December 28th, 2014 · No Comments · English Premier League, Football, soccer

This really is crazy.

While the rest of Europe’s prominent soccer leagues take off at least two weeks during the Christmas/New Years period … the English Premier League goes into overdrive, during what they call “the festive season”. The Premier League celebrates by going into hyperdrive.

It is madness.

It doesn’t begin on Boxing Day, December 26, but that is when things start to get weird. The whole of the league plays.

No matter when Boxing Day falls.

This year it was a Friday. The league had played the previous weekend, then came back on Friday with all 20 teams playing, and then they came out and did it again today. Almost all of the league, anyway — nine games involving 18 of the 20 teams, with Liverpool allowed to play on Monday.

Oh, and the Premier League also plays on New Year’s Day — four days later, this year.
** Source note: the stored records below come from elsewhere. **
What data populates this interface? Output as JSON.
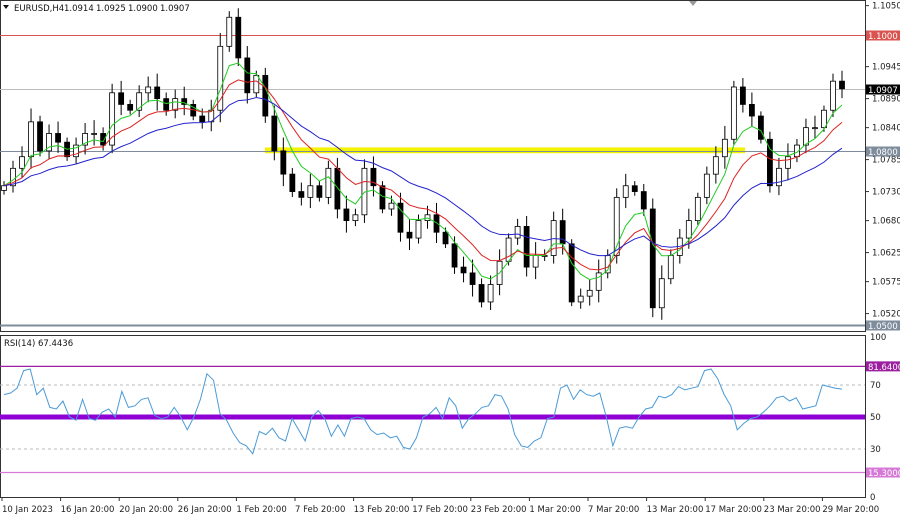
{
  "header": {
    "symbol": "EURUSD,H4",
    "open": "1.0914",
    "high": "1.0925",
    "low": "1.0900",
    "close": "1.0907"
  },
  "price_axis": {
    "ticks": [
      "1.1050",
      "1.0945",
      "1.0890",
      "1.0840",
      "1.0785",
      "1.0730",
      "1.0680",
      "1.0625",
      "1.0575",
      "1.0520"
    ],
    "range": [
      1.049,
      1.1058
    ]
  },
  "levels": [
    {
      "value": 1.1,
      "label": "1.1000",
      "color": "#d9534f"
    },
    {
      "value": 1.0907,
      "label": "1.0907",
      "color": "#000000",
      "line": "#bbbbbb"
    },
    {
      "value": 1.08,
      "label": "1.0800",
      "color": "#7f8c9b"
    },
    {
      "value": 1.05,
      "label": "1.0500",
      "color": "#7f8c9b"
    }
  ],
  "zone": {
    "low": 1.0796,
    "high": 1.0806,
    "color": "#f4f400"
  },
  "ma_colors": [
    "#22cc22",
    "#dd2222",
    "#2222cc"
  ],
  "rsi": {
    "title": "RSI(14) 67.4436",
    "ticks": [
      "100",
      "70",
      "50",
      "30",
      "0"
    ],
    "levels": [
      {
        "value": 81.64,
        "label": "81.6400",
        "color": "#9b1fa0"
      },
      {
        "value": 50,
        "label": "",
        "color": "#8e00d4"
      },
      {
        "value": 15.3,
        "label": "15.3000",
        "color": "#d678d6"
      }
    ],
    "color": "#4a9ad8"
  },
  "time_axis": [
    "10 Jan 2023",
    "16 Jan 20:00",
    "20 Jan 20:00",
    "26 Jan 20:00",
    "1 Feb 20:00",
    "7 Feb 20:00",
    "13 Feb 20:00",
    "17 Feb 20:00",
    "23 Feb 20:00",
    "1 Mar 20:00",
    "7 Mar 20:00",
    "13 Mar 20:00",
    "17 Mar 20:00",
    "23 Mar 20:00",
    "29 Mar 20:00"
  ],
  "chart_data": {
    "type": "candlestick",
    "title": "EURUSD,H4",
    "ylim": [
      1.049,
      1.1058
    ],
    "closes": [
      1.074,
      1.077,
      1.079,
      1.085,
      1.08,
      1.083,
      1.0815,
      1.079,
      1.081,
      1.083,
      1.083,
      1.081,
      1.09,
      1.088,
      1.087,
      1.09,
      1.091,
      1.089,
      1.087,
      1.089,
      1.088,
      1.086,
      1.085,
      1.087,
      1.098,
      1.103,
      1.096,
      1.09,
      1.093,
      1.086,
      1.08,
      1.076,
      1.073,
      1.072,
      1.074,
      1.072,
      1.077,
      1.07,
      1.068,
      1.069,
      1.077,
      1.074,
      1.07,
      1.071,
      1.066,
      1.065,
      1.068,
      1.069,
      1.066,
      1.064,
      1.06,
      1.059,
      1.057,
      1.054,
      1.057,
      1.061,
      1.065,
      1.067,
      1.06,
      1.062,
      1.062,
      1.068,
      1.064,
      1.054,
      1.055,
      1.056,
      1.059,
      1.062,
      1.072,
      1.074,
      1.073,
      1.07,
      1.053,
      1.058,
      1.062,
      1.065,
      1.068,
      1.072,
      1.076,
      1.079,
      1.082,
      1.091,
      1.088,
      1.086,
      1.082,
      1.074,
      1.077,
      1.079,
      1.081,
      1.084,
      1.084,
      1.087,
      1.092,
      1.0907
    ],
    "rsi_values": [
      64,
      65,
      68,
      79,
      80,
      64,
      68,
      56,
      55,
      60,
      50,
      48,
      61,
      49,
      48,
      53,
      55,
      50,
      66,
      56,
      57,
      61,
      62,
      51,
      49,
      50,
      56,
      50,
      42,
      50,
      61,
      77,
      73,
      52,
      48,
      40,
      34,
      32,
      27,
      41,
      39,
      43,
      37,
      35,
      49,
      42,
      35,
      50,
      54,
      49,
      38,
      45,
      38,
      49,
      50,
      49,
      42,
      39,
      40,
      37,
      38,
      31,
      30,
      37,
      50,
      52,
      56,
      49,
      62,
      57,
      43,
      49,
      52,
      56,
      57,
      64,
      63,
      55,
      39,
      32,
      31,
      35,
      37,
      49,
      50,
      68,
      70,
      61,
      67,
      64,
      63,
      65,
      50,
      32,
      43,
      44,
      43,
      50,
      55,
      56,
      63,
      62,
      64,
      69,
      67,
      68,
      69,
      79,
      80,
      74,
      64,
      57,
      42,
      46,
      49,
      50,
      53,
      57,
      62,
      63,
      60,
      62,
      55,
      56,
      57,
      70,
      69,
      68,
      67.4
    ]
  }
}
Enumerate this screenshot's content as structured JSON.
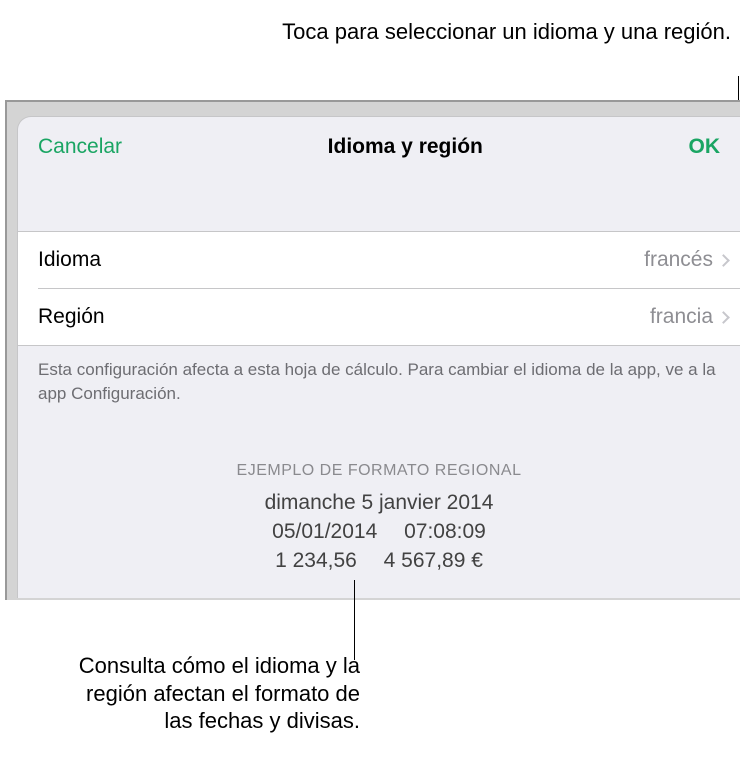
{
  "callouts": {
    "top": "Toca para seleccionar un idioma y una región.",
    "bottom": "Consulta cómo el idioma y la región afectan el formato de las fechas y divisas."
  },
  "header": {
    "cancel": "Cancelar",
    "title": "Idioma y región",
    "ok": "OK"
  },
  "rows": {
    "language": {
      "label": "Idioma",
      "value": "francés"
    },
    "region": {
      "label": "Región",
      "value": "francia"
    }
  },
  "footer": "Esta configuración afecta a esta hoja de cálculo. Para cambiar el idioma de la app, ve a la app Configuración.",
  "example": {
    "caption": "EJEMPLO DE FORMATO REGIONAL",
    "line1": "dimanche 5 janvier 2014",
    "line2": "05/01/2014  07:08:09",
    "line3": "1 234,56  4 567,89 €"
  }
}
And then the following weekend, the Premier League shifts into FA Cup play.

That means that the whole of the league will have played four league matches in a span of 13 days. Or more than 10 percent of the 38-game schedule. In less than two weeks. As winter is really taking hold.

This, in an era when all elite soccer teams are based on long stretches of sprinting.

And the stakes are enormous. If your team happens to have a sketchy two weeks … it could mean relegation, and the loss of maybe $60 million in cash that comes with playing in the top flight.

Foreign coaches, new to the league, are regularly astonished at the way things are done in England.

Louis van Gaal, Manchester United’s first-year coach, from The Netherlands, today said something about how “science has proven 48 hours is not long enough” for players to recover from their exertions. And he probably is right.

He gave his team Christmas off — the only day between matches. He figured, probably correctly, that his guys were better off at home. (Resting, in theory.)

Other foreigners who ought to know better by now, like Arsenal’s Arsene Wenger, still complain about all these games jammed into a such short span of time.

The English public, however, seems unmoved. They demand a Boxing Day schedule, as their fathers enjoyed before them, as well as the January 1 games. (American football fans can relate to the latter.)

Get the lads back on the pitch! They’re paid to be fit! They’re young!

Several writers today seemed to suggest teams seemed to slow, in the second half. A lot less running. A lot more jogging. Even walking, which otherwise is never allowed in English soccer.

It will be interesting, once the four games are done, to see if someone made a dramatic rise in the standings. Or a fall.

What will it take to change this? Two or three top stars breaking down (groin and hamstring pulls, stress fractures) on the same day?

Maybe.

Probably not.

It makes no sense, but it’s tradition, and English fans demand it — and will continue to get it, no doubt.